1). Ran DBSCAN on pre-computed Distance matrix of tf-idf bag of words data. In all the earlier approaches I have simply used count bag of words matrix as the base. Now I am using tf-idf matrix as the base for distance of cosine similarity.
It kind of gives two types of points but again no separation.
DBSCAN on original Tf-idf bag of words matrix:
Just one single red blob.
Spectral on cosine similarity matrix of tf-idf data:
Just look at it. It is even worse than the result I get when I used spectral on similarity matrix of count bag of words data. Using tf-idf is simply screwing things up for spectral.
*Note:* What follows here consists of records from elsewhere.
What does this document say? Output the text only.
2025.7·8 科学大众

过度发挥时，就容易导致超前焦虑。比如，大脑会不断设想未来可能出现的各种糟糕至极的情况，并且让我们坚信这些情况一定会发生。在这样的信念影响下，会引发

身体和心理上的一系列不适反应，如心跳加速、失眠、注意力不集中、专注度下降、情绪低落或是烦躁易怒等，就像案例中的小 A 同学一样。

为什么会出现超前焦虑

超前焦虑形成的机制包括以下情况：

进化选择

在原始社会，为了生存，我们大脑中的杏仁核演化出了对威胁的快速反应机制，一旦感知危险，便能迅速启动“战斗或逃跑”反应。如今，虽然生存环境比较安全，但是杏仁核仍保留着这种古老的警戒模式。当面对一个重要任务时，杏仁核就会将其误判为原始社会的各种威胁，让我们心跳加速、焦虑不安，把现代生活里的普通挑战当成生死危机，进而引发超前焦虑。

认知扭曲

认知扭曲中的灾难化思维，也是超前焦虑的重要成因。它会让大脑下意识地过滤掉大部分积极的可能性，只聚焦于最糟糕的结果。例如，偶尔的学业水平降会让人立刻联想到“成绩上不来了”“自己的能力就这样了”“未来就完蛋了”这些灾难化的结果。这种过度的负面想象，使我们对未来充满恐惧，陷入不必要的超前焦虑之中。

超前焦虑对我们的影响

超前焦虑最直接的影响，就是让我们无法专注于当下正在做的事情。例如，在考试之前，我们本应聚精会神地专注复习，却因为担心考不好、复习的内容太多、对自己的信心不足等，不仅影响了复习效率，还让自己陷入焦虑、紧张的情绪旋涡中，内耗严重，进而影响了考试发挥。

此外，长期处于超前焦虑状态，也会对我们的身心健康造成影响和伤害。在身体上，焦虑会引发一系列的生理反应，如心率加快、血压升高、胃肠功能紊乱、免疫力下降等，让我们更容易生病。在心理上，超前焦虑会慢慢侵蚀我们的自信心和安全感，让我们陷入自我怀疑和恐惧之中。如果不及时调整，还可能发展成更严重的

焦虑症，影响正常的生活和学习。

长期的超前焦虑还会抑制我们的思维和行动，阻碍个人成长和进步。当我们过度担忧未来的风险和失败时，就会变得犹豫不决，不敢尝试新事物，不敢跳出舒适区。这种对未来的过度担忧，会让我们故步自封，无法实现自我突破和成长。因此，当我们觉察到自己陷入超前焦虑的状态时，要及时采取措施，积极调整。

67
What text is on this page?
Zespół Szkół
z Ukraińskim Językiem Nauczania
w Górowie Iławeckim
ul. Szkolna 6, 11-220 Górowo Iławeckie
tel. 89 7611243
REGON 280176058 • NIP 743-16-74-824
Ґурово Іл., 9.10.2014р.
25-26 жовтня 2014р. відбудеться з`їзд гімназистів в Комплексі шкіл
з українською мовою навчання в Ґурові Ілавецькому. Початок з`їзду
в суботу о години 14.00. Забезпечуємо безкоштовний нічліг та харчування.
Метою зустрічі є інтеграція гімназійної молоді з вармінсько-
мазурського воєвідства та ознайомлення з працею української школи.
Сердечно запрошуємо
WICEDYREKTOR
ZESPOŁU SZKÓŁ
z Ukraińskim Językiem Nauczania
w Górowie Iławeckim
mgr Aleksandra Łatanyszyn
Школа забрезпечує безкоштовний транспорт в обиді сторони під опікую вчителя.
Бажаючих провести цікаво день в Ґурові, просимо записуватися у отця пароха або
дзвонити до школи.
Spectral on Similarity matrix of count data:
If you see Spectral when done on just count data is giving still some local groupings while done on tf-idf data it is all mixed up.
Secondly I have 4000 features. To visualize I need to do max in 3 dimensions. So for that I am using results out of MDS. MDS is like PCA so if someone need to visualize the points either MDS or PCA needs to be done.
EDIT VI:
So as per Anony-Mousse comments that MDS is screwing things, I thought why not try with PCA. So I get my clusters from DBSCAN or Spectral and then I plot the first three PC's from a PCA . Here is the code I wrote for PCA. The docs_bow here can be tf-idf or even normal count docs_bow.
def PCA(docs_bow):
""" This function carries out PCA of the dataset
"""
#Doing PCA (SVD)
U,S,Vt=np.linalg.svd(docs_bow,full_matrices=False)
# Projection matrix with Principal Component Loading vectors. Transpose of Vt.(Right singular vectors)
W=Vt.T
# Keep only the top 3 Dimensions
W=W[:,0:3]
# Finding our Projected datapoints on those two PC's
PC=np.dot(docs_bow,W)
return PC
Spectral on cosine matrix and plotting result of MDS:
Spectral on cosine matrix and first three PC's of PCA:
DBSCAN of Distance Matrix and MDS first three dimensions:
DBSCAN of distance matrix and first three PC's of PCA:
MDS seem to give better visualization than PCA. I am not what else one can use to reduce dimensions for visualizing a high dimension data.